Apple Unique Communications Problem
EMC, Dell, and Cisco all operate primarily in the corporate space where trusting the brand and image are paramount. All had in place policies that seemed to have prevented the firms, at least in recent years, from being called out for bad behavior. Apple seems to have bad behavior on its to-do list with various problematic employee and customer abuse issues. Their Wikipedia page on bad behavior is almost a book.
Doing communications for companies that appear to avoid bad behavior is far easier than doing it for firms that instead seem to lack those same constraints. It is far easier to spin a positive message around a company behaving well than a company misbehaving, and Apple has, historically, appeared to be a bad actor.

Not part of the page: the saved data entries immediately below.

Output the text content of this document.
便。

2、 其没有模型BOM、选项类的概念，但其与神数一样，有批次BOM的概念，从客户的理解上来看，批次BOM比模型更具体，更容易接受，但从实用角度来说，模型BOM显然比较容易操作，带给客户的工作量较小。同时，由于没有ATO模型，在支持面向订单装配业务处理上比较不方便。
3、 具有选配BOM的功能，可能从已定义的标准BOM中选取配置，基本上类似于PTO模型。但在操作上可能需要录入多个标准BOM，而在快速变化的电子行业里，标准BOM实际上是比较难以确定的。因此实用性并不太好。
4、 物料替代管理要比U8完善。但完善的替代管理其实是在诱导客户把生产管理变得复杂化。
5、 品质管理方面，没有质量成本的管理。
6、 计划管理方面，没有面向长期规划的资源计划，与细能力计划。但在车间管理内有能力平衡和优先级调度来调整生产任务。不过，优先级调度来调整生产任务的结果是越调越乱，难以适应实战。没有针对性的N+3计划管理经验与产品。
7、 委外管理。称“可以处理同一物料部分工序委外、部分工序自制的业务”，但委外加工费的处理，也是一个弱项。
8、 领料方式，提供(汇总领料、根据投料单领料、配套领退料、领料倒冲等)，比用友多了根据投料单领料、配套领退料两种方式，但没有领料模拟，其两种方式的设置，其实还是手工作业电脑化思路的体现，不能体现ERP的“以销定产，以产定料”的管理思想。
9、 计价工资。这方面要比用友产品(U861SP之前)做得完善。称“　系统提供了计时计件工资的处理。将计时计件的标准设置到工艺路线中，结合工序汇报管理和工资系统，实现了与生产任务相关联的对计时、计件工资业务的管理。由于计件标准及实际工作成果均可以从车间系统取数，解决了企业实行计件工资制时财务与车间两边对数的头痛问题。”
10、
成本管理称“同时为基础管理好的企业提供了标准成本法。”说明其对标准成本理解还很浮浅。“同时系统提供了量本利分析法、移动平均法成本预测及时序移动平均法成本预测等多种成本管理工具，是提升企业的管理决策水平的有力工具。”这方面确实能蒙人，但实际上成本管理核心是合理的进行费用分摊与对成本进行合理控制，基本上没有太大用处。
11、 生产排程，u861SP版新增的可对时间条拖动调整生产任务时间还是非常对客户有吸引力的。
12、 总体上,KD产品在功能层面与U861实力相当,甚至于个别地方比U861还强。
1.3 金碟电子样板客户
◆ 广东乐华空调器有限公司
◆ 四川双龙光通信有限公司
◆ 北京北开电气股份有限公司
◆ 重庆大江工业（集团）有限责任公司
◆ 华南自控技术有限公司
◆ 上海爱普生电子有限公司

At one time, Apple had one of the most impressive advocacy efforts globally, having co-opted most high-profile reporters covering the company. But that network was defunded after Steve Jobs’ passing, and the company not only lacks that capability in the current social media-driven world, it may no longer be relevant. However, using social media, an equivalent engine could be built, but the skills needed to do so are still in their infancy (and mostly seem to revolve around politics rather than tech).
The issue for any communications or marketing executive when you have a company that seems to be surrounded by lousy behavior is they will be missioned to create a positive image in contrast with that behavior. For petrochemical, pharmaceutical, and defense companies that aren’t all that public but also tend to have these problems, this can be done. But for a very public consumer-facing company in near-constant litigation and under anti-trust review, this could be impossible regardless of skill set. And this builds on top of the problem that a woman in a staff position may not have the necessary support in a male-dominated company to use that skillset fully.
My overall point is that while Stella Lowe is one of the most competent executives in her chosen field that I’ve met, Apple’s behavior makes the communications job at that company unusually difficult. This combination could make the job a blame magnet, and the position generally lacks the authority to fix the real problem, which is Apple’s behavior. She’ll have less support and far more significant problems to address than any of the last three companies where she has worked.
If Stella succeeds at Apple, and there are few more capable of doing so, it will be a far more significant accomplishment than most will realize, and if she fails, it will have more to do with the company than her, but that too maybe not be taken into account.
If I were to classify difficulty as easy, medium, challenging, and heroic, this job at Apple would be in the heroic class with an off-the-chart level of difficulty. The issue isn’t that Stella doesn’t have the skills, but whether Apple will give her the necessary support and top cover, so she doesn’t become a blame magnet for the firm’s failures in judgment.